The company says this represents a major danger moving forward as AI models become more advanced.
These abilities, in combination with the human-level persuasiveness and cyber capabilities of current AI models, increases our concern about the potential actions of future, more-capable models. For example, future models might be able to pursue sophisticated and hard-to-detect deception that bypasses or sabotages the security of an organization, either by causing humans to take actions they would not otherwise take or exfiltrating sensitive information.
Anthropic goes on to highlight its desire to improve evaluation methods to address bias issues, something that has been a significant challenge in training existing AI models.
Evaluations that provide sophisticated, nuanced assessments that go beyond surface-level metrics to create rigorous assessments targeting concepts like harmful biases, discrimination, over-reliance, dependence, attachment, psychological influence, economic impacts, homogenization, and other broad societal impacts.
The company also wants to ensure AI benchmarks support multiple languages, something that is not currently the case. New evaluation methods should also be able to “detect potentially harmful model outputs,” such as “attempts to automate cyber incidents.” The company also wants the new evaluation methods to better determine AI’s ability to learn, especially in the sciences.
Anthropic’s Criteria
Parties interested in submitting a proposal should keep the company’s 10 requirements in mind:
- Sufficiently difficult: Evaluations should be relevant for measuring the capabilities listed for levels ASL-3 or ASL-4 in our Responsible Scaling Policy, and/or human-expert level behavior.
- Not in the training data: Too often, evaluations end up measuring model memorization because the data is in its training set.

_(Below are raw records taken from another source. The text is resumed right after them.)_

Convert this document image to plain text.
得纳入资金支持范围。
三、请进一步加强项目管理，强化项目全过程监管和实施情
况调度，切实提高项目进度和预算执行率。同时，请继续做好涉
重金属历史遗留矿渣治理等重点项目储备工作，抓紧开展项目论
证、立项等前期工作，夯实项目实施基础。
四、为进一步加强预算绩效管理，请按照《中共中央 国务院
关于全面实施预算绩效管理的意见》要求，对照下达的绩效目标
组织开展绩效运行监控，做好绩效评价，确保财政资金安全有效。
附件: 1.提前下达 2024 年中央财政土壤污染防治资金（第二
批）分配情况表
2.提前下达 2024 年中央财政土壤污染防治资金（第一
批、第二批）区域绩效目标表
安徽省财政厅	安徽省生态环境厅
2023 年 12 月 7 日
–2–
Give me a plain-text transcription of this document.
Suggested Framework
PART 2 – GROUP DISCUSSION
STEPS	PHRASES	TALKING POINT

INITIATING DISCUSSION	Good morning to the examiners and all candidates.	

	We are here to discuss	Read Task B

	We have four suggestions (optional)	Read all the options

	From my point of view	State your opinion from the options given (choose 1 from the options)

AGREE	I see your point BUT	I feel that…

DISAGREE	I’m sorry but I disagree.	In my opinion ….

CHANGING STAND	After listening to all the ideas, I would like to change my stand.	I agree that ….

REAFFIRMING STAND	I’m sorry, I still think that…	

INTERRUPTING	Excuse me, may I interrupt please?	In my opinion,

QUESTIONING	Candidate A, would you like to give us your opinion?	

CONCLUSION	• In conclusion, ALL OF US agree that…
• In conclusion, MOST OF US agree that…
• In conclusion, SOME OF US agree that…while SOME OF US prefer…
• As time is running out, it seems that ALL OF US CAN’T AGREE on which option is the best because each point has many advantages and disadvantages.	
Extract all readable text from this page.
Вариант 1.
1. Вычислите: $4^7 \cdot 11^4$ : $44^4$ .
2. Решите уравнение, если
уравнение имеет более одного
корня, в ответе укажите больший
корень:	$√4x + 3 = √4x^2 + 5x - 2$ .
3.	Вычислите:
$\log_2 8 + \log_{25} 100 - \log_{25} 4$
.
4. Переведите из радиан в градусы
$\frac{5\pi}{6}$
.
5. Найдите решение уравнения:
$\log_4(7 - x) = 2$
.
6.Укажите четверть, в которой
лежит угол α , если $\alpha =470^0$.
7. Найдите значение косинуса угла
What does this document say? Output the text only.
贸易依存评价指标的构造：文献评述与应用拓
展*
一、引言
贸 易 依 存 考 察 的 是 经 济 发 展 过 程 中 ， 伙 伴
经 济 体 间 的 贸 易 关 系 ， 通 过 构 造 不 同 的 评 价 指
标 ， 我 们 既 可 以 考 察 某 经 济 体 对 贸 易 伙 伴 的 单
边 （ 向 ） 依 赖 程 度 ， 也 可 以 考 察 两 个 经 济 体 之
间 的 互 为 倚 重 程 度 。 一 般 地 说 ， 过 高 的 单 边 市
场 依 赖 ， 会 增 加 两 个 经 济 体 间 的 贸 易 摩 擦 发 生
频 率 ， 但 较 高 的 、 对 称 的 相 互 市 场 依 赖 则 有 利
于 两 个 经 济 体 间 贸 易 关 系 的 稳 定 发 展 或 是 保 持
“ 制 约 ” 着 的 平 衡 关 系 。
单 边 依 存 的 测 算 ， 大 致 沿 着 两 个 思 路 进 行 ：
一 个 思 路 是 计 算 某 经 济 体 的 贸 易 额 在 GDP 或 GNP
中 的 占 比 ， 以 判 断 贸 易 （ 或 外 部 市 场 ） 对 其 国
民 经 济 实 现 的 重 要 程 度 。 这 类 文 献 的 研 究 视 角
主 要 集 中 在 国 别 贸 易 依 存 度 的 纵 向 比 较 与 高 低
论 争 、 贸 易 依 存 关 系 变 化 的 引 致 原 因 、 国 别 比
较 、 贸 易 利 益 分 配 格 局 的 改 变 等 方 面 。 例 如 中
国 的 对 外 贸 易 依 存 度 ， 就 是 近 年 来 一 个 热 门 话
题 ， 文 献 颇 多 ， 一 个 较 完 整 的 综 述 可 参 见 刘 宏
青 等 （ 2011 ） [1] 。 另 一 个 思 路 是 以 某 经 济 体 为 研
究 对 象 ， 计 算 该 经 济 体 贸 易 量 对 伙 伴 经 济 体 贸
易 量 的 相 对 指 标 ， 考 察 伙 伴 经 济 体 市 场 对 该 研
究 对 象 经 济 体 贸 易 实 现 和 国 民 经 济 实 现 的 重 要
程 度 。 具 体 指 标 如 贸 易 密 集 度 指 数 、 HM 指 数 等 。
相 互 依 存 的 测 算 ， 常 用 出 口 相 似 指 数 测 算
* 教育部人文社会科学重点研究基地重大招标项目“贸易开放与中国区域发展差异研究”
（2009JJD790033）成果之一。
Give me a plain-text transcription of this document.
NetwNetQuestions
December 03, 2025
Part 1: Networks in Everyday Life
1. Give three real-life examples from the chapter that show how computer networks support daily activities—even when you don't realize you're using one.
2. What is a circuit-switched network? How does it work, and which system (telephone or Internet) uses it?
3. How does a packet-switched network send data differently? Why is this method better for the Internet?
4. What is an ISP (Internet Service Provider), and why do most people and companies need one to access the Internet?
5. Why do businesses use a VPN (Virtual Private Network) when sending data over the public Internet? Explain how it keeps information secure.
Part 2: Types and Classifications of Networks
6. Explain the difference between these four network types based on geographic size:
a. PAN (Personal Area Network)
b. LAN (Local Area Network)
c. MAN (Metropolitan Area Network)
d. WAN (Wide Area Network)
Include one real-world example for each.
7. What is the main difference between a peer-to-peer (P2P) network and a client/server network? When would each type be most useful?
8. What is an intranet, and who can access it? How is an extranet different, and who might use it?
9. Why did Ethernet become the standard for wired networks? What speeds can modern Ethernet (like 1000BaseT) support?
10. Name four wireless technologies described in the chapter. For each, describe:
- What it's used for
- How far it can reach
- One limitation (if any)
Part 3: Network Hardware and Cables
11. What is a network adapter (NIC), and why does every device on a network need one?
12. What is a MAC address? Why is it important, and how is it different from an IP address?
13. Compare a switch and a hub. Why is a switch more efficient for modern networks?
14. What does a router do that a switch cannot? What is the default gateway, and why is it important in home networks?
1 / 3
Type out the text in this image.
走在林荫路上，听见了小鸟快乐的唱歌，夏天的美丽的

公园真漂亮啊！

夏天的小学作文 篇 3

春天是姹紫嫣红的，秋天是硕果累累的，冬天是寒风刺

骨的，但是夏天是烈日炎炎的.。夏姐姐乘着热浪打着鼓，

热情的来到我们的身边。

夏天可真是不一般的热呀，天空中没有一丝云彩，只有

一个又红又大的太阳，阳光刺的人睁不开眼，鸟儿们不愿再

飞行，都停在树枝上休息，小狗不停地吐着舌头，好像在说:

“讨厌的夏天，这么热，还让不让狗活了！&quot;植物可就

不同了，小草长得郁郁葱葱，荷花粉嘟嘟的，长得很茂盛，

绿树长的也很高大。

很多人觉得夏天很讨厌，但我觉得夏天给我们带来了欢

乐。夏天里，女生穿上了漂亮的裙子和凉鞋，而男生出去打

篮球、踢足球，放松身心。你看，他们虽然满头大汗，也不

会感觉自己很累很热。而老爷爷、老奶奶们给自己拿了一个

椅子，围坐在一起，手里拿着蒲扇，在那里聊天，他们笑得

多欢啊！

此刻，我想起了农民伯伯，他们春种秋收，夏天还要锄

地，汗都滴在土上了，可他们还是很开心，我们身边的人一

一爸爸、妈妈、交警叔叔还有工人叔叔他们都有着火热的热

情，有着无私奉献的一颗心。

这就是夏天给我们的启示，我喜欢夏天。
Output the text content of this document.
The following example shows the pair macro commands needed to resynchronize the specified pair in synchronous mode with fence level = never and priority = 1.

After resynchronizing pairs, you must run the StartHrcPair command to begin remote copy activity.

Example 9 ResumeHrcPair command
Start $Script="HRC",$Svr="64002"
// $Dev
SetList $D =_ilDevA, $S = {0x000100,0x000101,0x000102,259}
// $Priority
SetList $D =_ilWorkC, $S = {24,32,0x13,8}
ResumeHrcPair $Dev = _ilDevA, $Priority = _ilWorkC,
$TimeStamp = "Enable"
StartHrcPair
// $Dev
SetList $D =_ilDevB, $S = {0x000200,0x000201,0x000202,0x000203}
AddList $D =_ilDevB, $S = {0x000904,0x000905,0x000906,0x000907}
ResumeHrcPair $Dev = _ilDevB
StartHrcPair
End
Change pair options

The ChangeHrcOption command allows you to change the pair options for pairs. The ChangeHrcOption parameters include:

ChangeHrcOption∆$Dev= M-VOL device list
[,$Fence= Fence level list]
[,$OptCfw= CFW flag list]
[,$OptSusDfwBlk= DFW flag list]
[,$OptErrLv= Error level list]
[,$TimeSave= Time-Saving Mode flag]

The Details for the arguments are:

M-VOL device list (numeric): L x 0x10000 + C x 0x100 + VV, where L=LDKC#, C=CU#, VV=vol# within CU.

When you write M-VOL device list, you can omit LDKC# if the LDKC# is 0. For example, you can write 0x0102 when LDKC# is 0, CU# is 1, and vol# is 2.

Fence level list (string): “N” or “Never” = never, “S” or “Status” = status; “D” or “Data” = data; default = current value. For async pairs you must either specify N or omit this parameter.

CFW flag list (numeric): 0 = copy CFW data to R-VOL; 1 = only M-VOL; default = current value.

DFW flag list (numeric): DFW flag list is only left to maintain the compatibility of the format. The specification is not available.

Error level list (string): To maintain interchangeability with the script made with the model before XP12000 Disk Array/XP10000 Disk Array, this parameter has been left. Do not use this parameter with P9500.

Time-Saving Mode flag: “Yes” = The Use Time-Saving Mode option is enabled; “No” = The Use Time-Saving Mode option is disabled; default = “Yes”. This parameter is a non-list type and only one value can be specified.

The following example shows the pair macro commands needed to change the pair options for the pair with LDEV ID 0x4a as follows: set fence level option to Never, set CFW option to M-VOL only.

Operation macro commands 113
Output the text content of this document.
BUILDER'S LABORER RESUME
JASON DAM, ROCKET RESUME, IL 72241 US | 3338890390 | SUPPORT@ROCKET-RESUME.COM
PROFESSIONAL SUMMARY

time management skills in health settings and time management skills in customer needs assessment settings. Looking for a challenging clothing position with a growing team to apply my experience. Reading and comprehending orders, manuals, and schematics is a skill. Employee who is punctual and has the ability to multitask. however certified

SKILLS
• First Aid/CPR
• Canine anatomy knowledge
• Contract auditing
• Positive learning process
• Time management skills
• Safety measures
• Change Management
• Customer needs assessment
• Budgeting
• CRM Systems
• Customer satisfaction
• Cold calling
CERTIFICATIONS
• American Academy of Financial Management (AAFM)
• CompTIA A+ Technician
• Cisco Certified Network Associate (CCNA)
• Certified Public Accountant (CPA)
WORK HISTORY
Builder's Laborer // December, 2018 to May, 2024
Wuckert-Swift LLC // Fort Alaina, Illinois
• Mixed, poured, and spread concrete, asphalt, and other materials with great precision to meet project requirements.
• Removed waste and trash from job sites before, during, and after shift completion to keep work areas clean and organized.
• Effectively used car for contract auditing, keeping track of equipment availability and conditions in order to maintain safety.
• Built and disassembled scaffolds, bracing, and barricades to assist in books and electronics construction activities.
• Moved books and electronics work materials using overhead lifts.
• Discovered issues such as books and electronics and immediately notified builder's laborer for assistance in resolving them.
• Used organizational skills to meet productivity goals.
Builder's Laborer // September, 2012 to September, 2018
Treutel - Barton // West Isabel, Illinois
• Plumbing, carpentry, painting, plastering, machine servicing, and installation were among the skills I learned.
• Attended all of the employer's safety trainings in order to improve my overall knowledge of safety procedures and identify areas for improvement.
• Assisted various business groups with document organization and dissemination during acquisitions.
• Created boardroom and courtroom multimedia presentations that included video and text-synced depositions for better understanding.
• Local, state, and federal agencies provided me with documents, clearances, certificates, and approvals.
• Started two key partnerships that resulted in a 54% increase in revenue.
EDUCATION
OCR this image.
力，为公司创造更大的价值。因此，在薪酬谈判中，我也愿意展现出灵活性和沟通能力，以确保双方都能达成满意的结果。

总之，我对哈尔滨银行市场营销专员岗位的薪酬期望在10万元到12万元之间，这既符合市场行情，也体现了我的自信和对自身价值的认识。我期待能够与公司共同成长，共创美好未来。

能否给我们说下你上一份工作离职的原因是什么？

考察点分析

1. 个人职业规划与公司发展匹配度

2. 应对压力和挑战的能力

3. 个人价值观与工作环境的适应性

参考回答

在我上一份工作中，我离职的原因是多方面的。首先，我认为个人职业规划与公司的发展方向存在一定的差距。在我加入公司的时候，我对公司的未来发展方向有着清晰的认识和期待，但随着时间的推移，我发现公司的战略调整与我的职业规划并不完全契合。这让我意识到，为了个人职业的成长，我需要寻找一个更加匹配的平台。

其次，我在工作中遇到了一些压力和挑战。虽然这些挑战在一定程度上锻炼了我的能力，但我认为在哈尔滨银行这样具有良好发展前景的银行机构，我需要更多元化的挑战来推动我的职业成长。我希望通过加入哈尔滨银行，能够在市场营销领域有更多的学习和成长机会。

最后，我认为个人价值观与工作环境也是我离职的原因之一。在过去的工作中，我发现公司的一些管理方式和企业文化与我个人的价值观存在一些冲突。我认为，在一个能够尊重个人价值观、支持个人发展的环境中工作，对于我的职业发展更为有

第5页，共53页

Where possible and useful, make sure the model hasn’t seen the evaluation. This helps indicate that the evaluation is capturing behavior that generalizes beyond the training data.
- Efficient, scalable, ready-to-use: Evaluations should be optimized for efficient execution, leveraging automation where possible. They should be easily deployable using existing infrastructure with minimal setup.
- High volume where possible: All else equal, evaluations with 1,000 or 10,000 tasks or questions are preferable to those with 100. However, high-quality, low-volume evaluations are also valuable.
- Domain expertise: If the evaluation is about expert performance on a particular subject matter (e.g. science), make sure to use subject matter experts to develop or review the evaluation.
- Diversity of formats: Consider using formats that go beyond multiple choice, such as task-based evaluations (for example, seeing if code passes a test or a flag is captured in a CTF), model-graded evaluations, or human trials.
- Expert baselines for comparison: It is often useful to compare the model’s performance to the performance of human experts on that domain.
- Good documentation and reproducibility: We recommend documenting exactly how the evaluation was developed and any limitations or pitfalls it is likely to have. Use standards like the Inspect or the METR standard where possible.
- Start small, iterate, and scale: Start by writing just one to five questions or tasks, run a model on the evaluation, and read the model transcripts. Frequently, you’ll realize the evaluation doesn’t capture what you want to test, or it’s too easy.
- Realistic, safety-relevant threat modeling: Safety evaluations should ideally have the property that if a model scored highly, experts would believe that a major incident could be caused. Most of the time, when models have performed highly, experts have realized that high performance on that version of the evaluation is not sufficient to worry them.
Those interested in submitting a proposal, and possibly working long-term with Anthropic, should use this application form.
OpenAI has been criticized for for a lack of transparency that has led many to believe the company has lost its way and is no longer focused on its one-time goal of safe AI development. Anthropic’s willingness to engage the community and industry is a refreshing change of pace.